Krell, you read my mind, on both counts..

There is much beauty in both.

13 years ago

Centuries in the future Jean-Luc Picard still read books.

Reply to  Holte Ender
13 years ago

Jean-Luc Picard does it, I believe it, that settles it.

Nothing beats the feel of a nice hard bound book and some tea on a sunny afternoon. Well almost nothing…

13 years ago

“Will anyone ever finish Infinite Jest on a device that constantly presents other options?” Has anyone ever finished reading Infinite Jest presented in any form? I have a copy of it on my book shelf in fairly pristine shape with the exception of the first 40 pages.

13 years ago

By the way…my book is also available on Kindle! LMAO!

Jess
Reply to  Teeluck
13 years ago

Hey way to go with marketing.

13 years ago

Move over Technology…reality fights back! Yes, just feeling the pages in your hands is enough to leave the Kindle at home!
…and you can actually swat insects with it while you read it!! Try slamming a fly on the table with your Kindle!! Ha!

13 years ago

It’s technology Jim….but not as us old farts want it…

Stella by Starlight
13 years ago

Sorry… the site is “Voice of the Shuttle”.

Stella by Starlight
13 years ago

If Kindle gets people reading again, it’s a great tool. For me, nothing brings me in direct contact with the past like an actual manuscript. I once had the opportunity to view a political brochure from the early 1700s when I interned for a rare book library during grad school. I had the opportunity to view and touch pre-15th Century books, hand-witten during Chaucer’s era. To hold a historical manuscript from the era of a work of that era was astounding: that the marginalia was penned by Jonathan Swift was something of a religious experience. A great site is Voice of the Shuttke, a repository of great works spanning many eras. Both electronic and print media hprovide wonderful opportunities for reading, but many great books have yet to be in online formats.

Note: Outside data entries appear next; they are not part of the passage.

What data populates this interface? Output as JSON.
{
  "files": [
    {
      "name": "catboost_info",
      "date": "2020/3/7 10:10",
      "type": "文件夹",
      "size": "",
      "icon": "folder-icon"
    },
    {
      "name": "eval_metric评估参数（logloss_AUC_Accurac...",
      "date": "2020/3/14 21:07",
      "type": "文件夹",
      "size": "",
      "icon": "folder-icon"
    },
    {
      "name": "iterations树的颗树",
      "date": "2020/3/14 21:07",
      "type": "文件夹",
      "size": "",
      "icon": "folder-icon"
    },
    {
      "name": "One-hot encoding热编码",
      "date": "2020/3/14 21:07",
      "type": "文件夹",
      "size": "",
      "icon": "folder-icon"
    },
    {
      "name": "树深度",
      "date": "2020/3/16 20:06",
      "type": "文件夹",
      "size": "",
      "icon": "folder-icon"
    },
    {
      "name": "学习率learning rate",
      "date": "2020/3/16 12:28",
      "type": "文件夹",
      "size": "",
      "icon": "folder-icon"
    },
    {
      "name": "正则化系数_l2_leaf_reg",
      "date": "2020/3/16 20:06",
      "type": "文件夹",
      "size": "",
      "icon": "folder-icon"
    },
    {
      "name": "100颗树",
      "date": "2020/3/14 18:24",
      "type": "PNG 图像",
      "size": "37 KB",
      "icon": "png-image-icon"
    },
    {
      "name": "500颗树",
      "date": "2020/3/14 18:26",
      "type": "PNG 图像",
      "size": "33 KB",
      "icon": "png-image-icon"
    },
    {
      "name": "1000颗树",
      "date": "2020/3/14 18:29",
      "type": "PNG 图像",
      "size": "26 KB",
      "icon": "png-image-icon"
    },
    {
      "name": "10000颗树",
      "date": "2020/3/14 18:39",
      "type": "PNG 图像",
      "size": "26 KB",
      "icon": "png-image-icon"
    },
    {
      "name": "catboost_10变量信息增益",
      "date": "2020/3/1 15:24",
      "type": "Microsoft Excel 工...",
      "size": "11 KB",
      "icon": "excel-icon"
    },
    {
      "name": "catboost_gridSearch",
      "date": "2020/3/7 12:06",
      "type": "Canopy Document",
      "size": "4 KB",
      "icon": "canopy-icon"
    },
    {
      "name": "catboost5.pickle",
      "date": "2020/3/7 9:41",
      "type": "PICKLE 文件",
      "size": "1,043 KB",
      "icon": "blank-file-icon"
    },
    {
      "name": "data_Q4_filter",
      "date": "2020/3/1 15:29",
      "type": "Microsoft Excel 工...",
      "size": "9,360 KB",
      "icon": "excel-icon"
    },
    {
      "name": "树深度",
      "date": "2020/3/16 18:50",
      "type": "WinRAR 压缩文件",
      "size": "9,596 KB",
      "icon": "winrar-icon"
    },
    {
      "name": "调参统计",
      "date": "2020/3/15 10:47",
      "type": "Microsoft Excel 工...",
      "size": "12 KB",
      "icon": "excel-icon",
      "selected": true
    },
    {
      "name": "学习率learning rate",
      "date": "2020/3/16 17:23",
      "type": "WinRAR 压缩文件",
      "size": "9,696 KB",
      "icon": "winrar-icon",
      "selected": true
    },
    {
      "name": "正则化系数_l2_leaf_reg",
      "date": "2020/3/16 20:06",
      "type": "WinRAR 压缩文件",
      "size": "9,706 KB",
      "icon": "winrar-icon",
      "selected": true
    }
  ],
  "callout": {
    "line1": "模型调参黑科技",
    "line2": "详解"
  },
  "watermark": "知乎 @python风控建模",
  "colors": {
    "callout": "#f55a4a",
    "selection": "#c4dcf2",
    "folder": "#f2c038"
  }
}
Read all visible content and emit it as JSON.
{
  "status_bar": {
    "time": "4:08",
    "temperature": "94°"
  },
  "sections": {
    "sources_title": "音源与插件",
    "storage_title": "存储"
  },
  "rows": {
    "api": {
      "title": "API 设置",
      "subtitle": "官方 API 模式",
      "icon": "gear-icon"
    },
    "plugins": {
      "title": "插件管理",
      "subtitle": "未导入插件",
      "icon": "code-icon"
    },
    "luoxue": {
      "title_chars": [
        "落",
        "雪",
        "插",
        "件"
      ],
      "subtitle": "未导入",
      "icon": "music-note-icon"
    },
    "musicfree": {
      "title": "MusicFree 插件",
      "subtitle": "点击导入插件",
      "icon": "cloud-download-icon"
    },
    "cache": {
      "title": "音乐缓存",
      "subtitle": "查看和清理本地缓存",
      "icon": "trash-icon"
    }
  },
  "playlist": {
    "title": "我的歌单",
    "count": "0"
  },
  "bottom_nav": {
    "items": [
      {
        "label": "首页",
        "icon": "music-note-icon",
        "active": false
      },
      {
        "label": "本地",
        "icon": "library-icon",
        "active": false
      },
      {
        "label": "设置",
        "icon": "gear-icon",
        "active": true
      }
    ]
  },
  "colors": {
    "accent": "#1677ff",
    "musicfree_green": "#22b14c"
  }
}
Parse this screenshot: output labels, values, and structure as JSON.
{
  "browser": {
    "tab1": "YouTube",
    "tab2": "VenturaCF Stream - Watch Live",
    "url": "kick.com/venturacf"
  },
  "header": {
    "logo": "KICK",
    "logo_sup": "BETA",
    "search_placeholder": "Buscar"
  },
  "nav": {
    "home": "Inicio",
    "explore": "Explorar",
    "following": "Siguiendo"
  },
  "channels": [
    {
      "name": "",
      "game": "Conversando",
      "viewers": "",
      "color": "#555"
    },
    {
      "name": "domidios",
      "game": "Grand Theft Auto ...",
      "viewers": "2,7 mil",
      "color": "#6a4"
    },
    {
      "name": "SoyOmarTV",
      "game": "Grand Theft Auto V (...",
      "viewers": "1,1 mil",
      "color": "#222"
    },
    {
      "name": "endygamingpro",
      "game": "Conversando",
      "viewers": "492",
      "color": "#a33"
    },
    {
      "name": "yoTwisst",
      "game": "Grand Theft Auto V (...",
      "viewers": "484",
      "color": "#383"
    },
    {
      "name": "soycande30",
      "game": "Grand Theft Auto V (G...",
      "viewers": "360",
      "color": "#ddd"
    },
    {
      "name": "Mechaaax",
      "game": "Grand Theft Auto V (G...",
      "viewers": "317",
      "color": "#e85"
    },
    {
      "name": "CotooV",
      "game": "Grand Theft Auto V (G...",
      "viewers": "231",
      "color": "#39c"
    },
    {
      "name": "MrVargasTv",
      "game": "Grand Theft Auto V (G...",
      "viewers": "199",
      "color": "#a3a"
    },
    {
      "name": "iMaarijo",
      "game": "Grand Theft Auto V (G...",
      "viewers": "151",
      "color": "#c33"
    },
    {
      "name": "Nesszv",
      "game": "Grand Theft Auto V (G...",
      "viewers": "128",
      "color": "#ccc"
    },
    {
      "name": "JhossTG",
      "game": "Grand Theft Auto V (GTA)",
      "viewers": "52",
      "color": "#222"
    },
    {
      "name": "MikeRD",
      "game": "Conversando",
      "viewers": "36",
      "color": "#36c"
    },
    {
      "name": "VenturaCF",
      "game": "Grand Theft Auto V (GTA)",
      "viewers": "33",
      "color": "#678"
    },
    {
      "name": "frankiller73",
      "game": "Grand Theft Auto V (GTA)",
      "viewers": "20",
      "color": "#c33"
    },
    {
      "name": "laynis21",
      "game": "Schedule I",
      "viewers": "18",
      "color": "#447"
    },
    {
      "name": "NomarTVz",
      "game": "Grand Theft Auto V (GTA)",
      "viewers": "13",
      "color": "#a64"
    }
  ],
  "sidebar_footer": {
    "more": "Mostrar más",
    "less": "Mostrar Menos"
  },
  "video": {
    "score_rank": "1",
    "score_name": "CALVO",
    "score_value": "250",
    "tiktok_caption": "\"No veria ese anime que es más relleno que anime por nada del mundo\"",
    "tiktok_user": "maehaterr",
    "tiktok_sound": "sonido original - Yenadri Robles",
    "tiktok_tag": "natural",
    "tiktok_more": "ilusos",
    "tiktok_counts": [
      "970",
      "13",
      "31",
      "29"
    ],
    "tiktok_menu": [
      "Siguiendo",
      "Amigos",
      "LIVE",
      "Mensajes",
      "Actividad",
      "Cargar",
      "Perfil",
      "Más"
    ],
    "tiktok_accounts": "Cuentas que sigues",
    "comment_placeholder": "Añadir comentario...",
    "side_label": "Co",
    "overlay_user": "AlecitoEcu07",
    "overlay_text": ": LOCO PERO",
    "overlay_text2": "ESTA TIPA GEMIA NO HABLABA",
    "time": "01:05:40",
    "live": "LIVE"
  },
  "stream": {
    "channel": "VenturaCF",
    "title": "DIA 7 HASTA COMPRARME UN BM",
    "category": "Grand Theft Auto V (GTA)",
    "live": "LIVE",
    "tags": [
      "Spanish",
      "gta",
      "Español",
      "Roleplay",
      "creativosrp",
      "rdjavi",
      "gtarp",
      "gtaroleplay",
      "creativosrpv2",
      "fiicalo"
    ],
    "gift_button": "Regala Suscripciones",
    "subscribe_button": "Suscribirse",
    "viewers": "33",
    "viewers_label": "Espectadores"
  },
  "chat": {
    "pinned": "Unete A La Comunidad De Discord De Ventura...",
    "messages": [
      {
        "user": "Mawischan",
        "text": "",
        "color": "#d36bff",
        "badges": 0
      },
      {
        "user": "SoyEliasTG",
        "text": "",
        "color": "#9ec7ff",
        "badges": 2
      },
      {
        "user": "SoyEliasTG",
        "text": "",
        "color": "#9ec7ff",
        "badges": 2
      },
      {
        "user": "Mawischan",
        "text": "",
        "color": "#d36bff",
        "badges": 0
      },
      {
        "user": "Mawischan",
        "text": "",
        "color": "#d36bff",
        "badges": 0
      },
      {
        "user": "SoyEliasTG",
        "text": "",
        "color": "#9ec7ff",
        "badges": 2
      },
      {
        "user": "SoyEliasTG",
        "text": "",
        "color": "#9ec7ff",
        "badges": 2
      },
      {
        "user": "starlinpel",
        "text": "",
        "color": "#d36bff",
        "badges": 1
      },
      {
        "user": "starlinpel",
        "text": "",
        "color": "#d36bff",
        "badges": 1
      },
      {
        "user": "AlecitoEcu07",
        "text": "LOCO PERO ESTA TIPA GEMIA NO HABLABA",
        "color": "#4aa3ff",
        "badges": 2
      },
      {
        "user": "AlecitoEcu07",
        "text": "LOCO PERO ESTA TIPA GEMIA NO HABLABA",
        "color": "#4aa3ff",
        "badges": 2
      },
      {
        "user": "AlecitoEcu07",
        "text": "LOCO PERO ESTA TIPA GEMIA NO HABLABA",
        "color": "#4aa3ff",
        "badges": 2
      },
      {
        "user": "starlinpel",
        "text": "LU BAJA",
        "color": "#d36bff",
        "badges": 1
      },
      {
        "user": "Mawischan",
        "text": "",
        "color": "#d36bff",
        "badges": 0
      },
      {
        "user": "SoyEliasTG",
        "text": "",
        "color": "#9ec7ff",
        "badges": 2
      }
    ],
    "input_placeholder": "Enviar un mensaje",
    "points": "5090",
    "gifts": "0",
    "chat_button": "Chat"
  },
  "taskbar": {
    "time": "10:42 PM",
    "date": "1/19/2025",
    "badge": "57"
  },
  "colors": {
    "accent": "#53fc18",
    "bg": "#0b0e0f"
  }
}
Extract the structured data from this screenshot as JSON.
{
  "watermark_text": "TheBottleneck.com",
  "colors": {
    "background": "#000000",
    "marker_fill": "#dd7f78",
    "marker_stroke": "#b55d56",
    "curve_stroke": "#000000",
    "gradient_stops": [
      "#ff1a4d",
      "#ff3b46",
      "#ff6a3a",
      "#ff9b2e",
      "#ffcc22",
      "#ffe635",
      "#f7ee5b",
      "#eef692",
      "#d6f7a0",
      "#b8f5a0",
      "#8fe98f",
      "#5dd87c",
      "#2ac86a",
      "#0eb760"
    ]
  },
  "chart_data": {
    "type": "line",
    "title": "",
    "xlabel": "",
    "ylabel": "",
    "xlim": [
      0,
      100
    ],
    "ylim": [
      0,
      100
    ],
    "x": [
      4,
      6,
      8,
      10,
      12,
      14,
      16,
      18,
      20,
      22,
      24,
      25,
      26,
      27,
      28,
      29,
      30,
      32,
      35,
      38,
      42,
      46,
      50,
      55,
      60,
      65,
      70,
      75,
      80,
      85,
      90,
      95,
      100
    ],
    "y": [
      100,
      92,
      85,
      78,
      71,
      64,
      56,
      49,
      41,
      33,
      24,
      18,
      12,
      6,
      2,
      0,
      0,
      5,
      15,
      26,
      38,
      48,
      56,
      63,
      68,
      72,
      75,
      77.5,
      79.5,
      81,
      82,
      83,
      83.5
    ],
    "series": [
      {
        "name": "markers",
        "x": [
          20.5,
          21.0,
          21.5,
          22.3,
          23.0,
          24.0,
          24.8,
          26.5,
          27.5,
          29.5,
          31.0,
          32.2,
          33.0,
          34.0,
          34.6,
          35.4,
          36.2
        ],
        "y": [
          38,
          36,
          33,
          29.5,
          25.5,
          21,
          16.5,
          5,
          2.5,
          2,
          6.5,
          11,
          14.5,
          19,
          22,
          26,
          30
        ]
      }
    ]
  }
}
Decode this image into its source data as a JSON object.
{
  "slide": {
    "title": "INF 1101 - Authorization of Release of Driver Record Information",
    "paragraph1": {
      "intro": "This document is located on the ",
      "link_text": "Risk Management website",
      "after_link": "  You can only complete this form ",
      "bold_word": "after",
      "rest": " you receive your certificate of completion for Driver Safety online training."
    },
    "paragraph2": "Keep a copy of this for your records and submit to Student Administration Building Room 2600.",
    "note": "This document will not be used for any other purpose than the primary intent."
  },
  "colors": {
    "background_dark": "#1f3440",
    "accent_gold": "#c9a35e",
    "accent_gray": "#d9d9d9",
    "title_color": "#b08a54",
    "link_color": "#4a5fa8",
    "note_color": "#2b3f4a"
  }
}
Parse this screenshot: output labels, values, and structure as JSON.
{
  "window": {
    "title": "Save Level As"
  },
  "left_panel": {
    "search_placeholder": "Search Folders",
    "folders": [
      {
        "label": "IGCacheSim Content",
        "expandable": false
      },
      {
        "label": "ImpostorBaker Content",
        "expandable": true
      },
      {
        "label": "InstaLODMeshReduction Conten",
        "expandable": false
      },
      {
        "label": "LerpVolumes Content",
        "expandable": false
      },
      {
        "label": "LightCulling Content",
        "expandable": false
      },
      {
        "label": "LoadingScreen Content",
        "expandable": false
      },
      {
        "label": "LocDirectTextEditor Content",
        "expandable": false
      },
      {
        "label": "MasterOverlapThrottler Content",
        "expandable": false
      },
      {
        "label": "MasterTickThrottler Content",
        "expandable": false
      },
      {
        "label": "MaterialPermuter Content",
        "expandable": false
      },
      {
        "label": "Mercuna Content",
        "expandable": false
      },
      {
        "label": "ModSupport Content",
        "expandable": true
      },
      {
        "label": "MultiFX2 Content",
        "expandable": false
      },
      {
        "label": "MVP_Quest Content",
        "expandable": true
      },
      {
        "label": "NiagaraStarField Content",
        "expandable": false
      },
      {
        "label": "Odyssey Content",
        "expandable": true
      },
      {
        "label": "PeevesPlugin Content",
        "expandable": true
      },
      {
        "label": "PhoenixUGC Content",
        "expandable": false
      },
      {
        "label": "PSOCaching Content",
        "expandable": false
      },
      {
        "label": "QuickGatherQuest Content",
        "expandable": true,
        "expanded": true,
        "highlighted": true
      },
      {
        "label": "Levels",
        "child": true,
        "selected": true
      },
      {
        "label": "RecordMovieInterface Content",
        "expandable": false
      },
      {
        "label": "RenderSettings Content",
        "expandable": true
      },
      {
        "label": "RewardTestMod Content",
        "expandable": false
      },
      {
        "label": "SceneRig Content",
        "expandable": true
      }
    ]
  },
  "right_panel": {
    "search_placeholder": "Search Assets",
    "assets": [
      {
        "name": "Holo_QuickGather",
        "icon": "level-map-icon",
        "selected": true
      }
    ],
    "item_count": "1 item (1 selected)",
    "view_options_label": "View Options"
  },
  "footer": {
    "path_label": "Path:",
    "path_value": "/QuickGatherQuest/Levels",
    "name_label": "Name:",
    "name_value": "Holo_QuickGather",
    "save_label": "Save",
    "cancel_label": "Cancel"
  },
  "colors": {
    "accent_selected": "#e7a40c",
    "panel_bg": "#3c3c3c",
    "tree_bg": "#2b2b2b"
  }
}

Reply to  Stella by Starlight
13 years ago

Stella – Great point about the sense connectedness that can take place with others that have touched the book–you mention Jonathan Swift–I have a few books that have been “touched by the hands” of the authors, and for other used books that I own I frequently pay as much attention to what prior readers have underlined, highlighted or written in the margins as I do to the book itself–did prior readers entirely miss the author’s points? Or can their notes lend a fresh perspective on the topic for me? It’s priceless.

Jess
13 years ago

She gave the exact reason I gave my Kindle to an aunt, something I hadn’t even bothered opening I had received as a gift. I just cannot see myself not holding the book and turning the pages. Now my aunt, she loves it and says she still does the reading the old fashioned way, but if she goes anywhere this little doodad takes up less room. Me myself and I just prefer the dog eared copies of loved books. Hey Mike, did you ever get that Passage book? I am almost done with it, started reading it Tuesday and it really is a good read.

Jess
Reply to  Professor Mike
13 years ago

Just finished with it. This is one I will be doing the re reading and re reading over again. That was a mighty good read and totally kept the page turning. I couldn’t put it down last night till about 3 this morning. Had to find out what happened and just couldn’t wait.
If any of the rest of you are reading this reply, I highly recommend this book. The Passage, Justin Cronin. Never heard of him till this and will definitely be reading his other stuff, if it’s anything like this one. 2 very big thumbs up, without giving any spoilers.

13 years ago

If I were able to do more “pleasure reading,” I might go for the Kindle. When reading for my work (which admittedly I do take pleasure in), the library that I amass comes to form a unique physical body representative of the ideas that have come before mine and that have collectively shaped my worldview. To be surrounded by that is too satisfying to consider giving up, even if having so many books does make moving a pain in the *ss.